The announcement of the prize has set off quite a bit of debate, not only among mystery writers, but among activists and readers, as well. Laura Lippman, a multiple-award winner mystery writer, was quoted by NBCNews as saying “My first reaction was, that’s so well-intentioned and probably impossible. Because it’s not the topic of sexualized violence that’s the problem. It’s the treatment…There are literally mysteries in which the cat solves the crime, and then there are these incredibly hard-boiled, how high is the body count, how many prostitutes are you going to murder for the sake of the hero’s development mysteries.”
In other words, how we discuss violence against women is important. Is it possible to use an example of violence against women to comment on, criticize, and actively contest violence against women? As award-winning author Val McDermid noted to The Guardian, “My take on writing about violence against women is that it’s my anger at that very thing that fires much of my work. As long as men commit appalling acts of misogyny and violence against women, I will write about it so that it does not go unnoticed.”
But some authors feel that this award is a form of censorship, both artistically and socially.
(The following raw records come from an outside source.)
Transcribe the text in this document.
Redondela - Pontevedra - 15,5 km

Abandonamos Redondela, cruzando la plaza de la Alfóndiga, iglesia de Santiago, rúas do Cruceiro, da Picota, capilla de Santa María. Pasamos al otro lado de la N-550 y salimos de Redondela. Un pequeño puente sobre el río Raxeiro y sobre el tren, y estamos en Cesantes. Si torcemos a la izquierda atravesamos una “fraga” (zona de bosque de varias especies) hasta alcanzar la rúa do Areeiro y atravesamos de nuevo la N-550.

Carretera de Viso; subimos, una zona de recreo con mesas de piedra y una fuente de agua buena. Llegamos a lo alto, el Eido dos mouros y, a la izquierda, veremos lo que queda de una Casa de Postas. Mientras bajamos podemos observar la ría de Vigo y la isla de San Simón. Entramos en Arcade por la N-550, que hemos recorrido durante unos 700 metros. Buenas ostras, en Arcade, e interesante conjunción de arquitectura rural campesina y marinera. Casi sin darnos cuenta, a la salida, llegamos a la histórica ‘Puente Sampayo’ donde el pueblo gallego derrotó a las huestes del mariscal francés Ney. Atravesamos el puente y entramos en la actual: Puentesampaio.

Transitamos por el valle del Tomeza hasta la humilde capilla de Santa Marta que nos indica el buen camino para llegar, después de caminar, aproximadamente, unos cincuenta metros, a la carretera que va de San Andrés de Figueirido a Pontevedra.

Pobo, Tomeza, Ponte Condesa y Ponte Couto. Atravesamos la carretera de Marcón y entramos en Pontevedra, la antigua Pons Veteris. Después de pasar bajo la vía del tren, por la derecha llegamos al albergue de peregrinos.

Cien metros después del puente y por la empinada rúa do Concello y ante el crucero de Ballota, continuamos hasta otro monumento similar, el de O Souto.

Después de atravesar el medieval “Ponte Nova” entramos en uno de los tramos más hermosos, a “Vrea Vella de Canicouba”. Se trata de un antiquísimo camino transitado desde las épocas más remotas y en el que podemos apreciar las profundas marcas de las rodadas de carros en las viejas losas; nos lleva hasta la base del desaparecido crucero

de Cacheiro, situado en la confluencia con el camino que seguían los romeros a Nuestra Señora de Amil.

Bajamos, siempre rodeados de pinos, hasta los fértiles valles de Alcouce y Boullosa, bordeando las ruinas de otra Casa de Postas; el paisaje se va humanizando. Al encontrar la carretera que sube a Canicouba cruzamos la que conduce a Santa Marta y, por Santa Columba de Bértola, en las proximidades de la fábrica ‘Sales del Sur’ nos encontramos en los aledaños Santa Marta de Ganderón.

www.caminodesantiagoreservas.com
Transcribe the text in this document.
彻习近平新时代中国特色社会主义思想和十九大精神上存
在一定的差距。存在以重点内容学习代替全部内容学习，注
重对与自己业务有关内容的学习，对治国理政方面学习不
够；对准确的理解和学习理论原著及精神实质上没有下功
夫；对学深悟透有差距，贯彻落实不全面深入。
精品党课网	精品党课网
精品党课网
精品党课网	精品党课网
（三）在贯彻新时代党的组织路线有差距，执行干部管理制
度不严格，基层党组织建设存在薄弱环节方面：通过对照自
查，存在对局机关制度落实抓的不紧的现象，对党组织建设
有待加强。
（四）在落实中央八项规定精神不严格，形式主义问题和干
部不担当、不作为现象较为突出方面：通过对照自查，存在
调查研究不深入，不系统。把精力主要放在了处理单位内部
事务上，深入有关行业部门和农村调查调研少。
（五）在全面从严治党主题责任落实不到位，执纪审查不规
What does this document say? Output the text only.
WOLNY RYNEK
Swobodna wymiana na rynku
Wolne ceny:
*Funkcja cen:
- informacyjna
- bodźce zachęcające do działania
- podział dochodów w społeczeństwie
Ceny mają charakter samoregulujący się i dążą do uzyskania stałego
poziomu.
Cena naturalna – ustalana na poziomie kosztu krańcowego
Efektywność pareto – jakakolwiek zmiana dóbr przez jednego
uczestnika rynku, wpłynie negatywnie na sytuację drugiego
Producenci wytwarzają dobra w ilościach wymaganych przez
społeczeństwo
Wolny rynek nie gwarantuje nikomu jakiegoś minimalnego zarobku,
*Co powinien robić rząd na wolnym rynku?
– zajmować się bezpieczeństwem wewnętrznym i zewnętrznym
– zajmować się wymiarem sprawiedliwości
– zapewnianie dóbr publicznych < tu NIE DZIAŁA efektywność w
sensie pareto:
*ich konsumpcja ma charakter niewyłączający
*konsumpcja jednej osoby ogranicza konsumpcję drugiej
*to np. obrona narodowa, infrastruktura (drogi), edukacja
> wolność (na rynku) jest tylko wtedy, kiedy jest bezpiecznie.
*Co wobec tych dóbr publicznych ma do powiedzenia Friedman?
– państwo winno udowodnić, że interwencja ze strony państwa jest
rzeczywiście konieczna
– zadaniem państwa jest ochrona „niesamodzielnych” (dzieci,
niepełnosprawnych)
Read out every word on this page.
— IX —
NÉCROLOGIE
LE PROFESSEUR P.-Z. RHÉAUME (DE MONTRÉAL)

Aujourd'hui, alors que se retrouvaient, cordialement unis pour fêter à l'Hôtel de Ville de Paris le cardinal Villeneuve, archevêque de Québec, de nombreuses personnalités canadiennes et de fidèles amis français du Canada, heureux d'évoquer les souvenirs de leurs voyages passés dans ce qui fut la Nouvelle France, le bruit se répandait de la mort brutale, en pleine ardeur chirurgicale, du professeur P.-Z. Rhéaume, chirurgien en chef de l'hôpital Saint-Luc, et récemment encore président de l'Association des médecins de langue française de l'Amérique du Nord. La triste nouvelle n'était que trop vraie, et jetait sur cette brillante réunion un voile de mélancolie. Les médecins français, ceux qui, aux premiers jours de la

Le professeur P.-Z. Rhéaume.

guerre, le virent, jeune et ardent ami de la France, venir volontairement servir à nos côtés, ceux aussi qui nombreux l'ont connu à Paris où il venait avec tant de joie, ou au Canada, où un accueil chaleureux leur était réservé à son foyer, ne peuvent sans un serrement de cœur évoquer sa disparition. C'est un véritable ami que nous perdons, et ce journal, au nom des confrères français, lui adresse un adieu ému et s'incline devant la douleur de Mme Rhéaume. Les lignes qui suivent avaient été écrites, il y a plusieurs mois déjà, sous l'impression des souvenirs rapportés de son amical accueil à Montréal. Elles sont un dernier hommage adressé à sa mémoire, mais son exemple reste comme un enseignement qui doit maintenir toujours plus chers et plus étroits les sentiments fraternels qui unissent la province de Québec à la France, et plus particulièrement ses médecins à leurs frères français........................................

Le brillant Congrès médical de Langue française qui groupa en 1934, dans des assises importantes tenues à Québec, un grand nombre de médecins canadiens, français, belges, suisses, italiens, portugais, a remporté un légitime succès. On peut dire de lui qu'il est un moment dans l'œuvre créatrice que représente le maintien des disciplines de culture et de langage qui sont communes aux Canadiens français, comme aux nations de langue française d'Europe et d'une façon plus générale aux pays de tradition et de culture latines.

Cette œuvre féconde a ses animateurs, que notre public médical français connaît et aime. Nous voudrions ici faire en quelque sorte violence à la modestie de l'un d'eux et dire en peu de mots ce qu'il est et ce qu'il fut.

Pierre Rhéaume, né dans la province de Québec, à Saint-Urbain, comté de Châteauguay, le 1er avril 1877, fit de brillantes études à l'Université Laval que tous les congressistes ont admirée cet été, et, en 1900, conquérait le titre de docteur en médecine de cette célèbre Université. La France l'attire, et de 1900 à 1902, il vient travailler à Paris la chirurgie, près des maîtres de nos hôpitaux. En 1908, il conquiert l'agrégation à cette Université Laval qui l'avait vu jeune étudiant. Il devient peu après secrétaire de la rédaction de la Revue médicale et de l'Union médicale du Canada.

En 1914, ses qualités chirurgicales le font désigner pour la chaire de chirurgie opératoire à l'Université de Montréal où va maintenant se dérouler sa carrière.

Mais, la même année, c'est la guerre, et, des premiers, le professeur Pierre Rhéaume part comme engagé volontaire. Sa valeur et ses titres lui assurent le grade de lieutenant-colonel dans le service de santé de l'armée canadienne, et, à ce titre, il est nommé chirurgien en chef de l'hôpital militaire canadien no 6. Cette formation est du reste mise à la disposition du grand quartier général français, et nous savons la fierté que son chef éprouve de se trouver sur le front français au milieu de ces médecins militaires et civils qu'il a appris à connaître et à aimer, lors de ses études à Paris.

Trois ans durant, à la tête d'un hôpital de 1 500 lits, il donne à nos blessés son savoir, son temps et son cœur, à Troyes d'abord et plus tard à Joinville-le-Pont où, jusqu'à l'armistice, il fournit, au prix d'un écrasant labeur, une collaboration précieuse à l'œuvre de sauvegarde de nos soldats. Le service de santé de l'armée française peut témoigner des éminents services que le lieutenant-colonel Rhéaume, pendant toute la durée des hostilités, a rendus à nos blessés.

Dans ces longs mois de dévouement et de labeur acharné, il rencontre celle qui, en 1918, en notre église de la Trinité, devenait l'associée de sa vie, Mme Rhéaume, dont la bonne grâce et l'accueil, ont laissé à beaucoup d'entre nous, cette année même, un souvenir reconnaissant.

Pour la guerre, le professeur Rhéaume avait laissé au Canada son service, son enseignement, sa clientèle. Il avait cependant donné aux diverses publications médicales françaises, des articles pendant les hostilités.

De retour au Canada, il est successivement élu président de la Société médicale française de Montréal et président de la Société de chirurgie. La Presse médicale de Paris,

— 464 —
Val McDermid was also quoted in The Guardian piece is saying, “To impose a blanket ban on any writing that deals with this seems to me to be self-defeating.” But let’s be clear, hear–the award isn’t punishing books that feature women as “beaten, stalked, sexually exploited, raped or murdered.” Instead, it is awarding books that do not feature these things. The Man Booker Prize isn’t a punishment for books that are not written in English. Nor are the National Book Awards a punishment to books not written by Americans. What it seems to be, most of all, is a challenge: to re-imagine the thriller genre as a place where female characters can exist and develop without victimization. To think about what such a world might look like. Because that seems like a concrete first step to changing the power imbalances in real life–to realize how hard it is to imagine a world without those imbalances.
So what do you think, dear readers? Will the Staunch Book Prize inspire your reader habits?